The Great Gatsby – Written by F Scott Fitzgerald – Movie Directed by Baz Luhrmann

Most of us know the name, an American classic crafted by Fitzgerald in the 1920’s. A story of greed, corruption, excess and lives unfulfilled. The central figure is Jay Gatsby, a playboy millionaire who hosts wild parties every weekend at his mansion in West Egg.

The question is why, when he is rarely seen by his guests who come to the parties to marvel at his extravagance and speculate as to how he has acquired his fortune.

I finished reading, The Great Gatsby Wednesday night and saw the movie Thursday morning.  Baz Luhrmann’s seamless adaption from the book into the movie created for me a most powerful inner feeling of satisfaction.

So often the correlation between the screenplay and the book is scant at least. But here Mr Luhrmann has faithfully stayed true and his interpretation is a beautiful adaption where the words and actions follow precisely, as if each scene was a page torn from the original manuscript.

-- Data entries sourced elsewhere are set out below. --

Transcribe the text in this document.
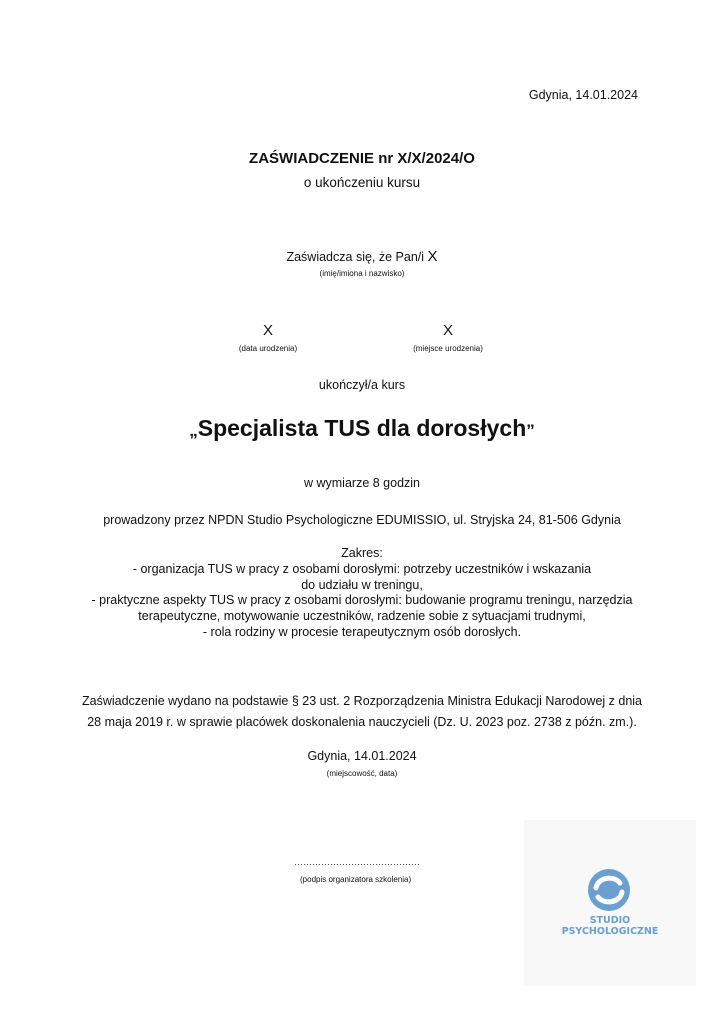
Gdynia, 14.01.2024
ZAŚWIADCZENIE nr X/X/2024/O
o ukończeniu kursu
Zaświadcza się, że Pan/i X
(imię/imiona i nazwisko)
X
(data urodzenia)
X
(miejsce urodzenia)
ukończył/a kurs
„Specjalista TUS dla dorosłych”
w wymiarze 8 godzin
prowadzony przez NPDN Studio Psychologiczne EDUMISSIO, ul. Stryjska 24, 81-506 Gdynia
Zakres:
- organizacja TUS w pracy z osobami dorosłymi: potrzeby uczestników i wskazania
do udziału w treningu,
- praktyczne aspekty TUS w pracy z osobami dorosłymi: budowanie programu treningu, narzędzia
terapeutyczne, motywowanie uczestników, radzenie sobie z sytuacjami trudnymi,
- rola rodziny w procesie terapeutycznym osób dorosłych.
Zaświadczenie wydano na podstawie § 23 ust. 2 Rozporządzenia Ministra Edukacji Narodowej z dnia
28 maja 2019 r. w sprawie placówek doskonalenia nauczycieli (Dz. U. 2023 poz. 2738 z późn. zm.).
Gdynia, 14.01.2024
(miejscowość, data)
……………………………………
(podpis organizatora szkolenia)
STUDIO
PSYCHOLOGICZNE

The story is narrated by Nick Carraway, a Yale graduate and World War 1 veteran. The setting is New York in 1922. This was a time in America’s history of economic prosperity where the Stock Market crash and the Great Depression were still years away.

The jazz age meant fast cars, new money, wild partying and easy living. Decadence and rebellion were the indulgences of the New York set.

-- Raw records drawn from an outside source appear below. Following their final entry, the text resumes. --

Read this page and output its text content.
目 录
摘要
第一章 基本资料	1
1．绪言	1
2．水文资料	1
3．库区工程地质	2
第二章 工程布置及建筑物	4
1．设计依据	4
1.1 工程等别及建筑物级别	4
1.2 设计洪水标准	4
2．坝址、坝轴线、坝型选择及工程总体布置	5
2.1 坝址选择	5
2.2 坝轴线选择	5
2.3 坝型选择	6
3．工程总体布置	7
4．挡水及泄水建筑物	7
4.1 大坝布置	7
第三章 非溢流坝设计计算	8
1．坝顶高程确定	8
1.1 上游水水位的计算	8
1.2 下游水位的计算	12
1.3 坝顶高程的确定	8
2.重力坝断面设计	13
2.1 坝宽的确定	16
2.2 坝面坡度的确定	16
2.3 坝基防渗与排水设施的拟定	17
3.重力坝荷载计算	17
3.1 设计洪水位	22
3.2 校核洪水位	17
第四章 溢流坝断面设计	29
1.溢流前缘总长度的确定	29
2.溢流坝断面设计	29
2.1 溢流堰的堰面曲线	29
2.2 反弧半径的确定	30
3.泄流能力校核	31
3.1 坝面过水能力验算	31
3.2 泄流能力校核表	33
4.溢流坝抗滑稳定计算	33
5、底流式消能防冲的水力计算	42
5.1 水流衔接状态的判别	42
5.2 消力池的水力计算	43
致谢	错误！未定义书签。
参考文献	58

The movie is wild, fast paced and colourful. The set designs and costumes a visual feast taking you away to a world and a time not seen since. The music, dancing and cast is simultaneously spectacular, brilliant and overwhelmingly awe inspiring.

Leonardo DiCaprio is Gatsby. His intensity and vulnerability is as Fitzgerald intended; a man whose life ambition is to win back his beautiful Daisy, at any cost.  But that cost is too high and as the book and the movie show, you don’t always get what you want.

No matter your age, The Great Gatsby is a wonderful read and a masterful movie whose story will never leave you. Take the ride, watch for the green light flashing across the water and as Nick’s final words say both in the book and the movie, ‘So we beat on, boats against the current, borne back ceaselessly into the past.’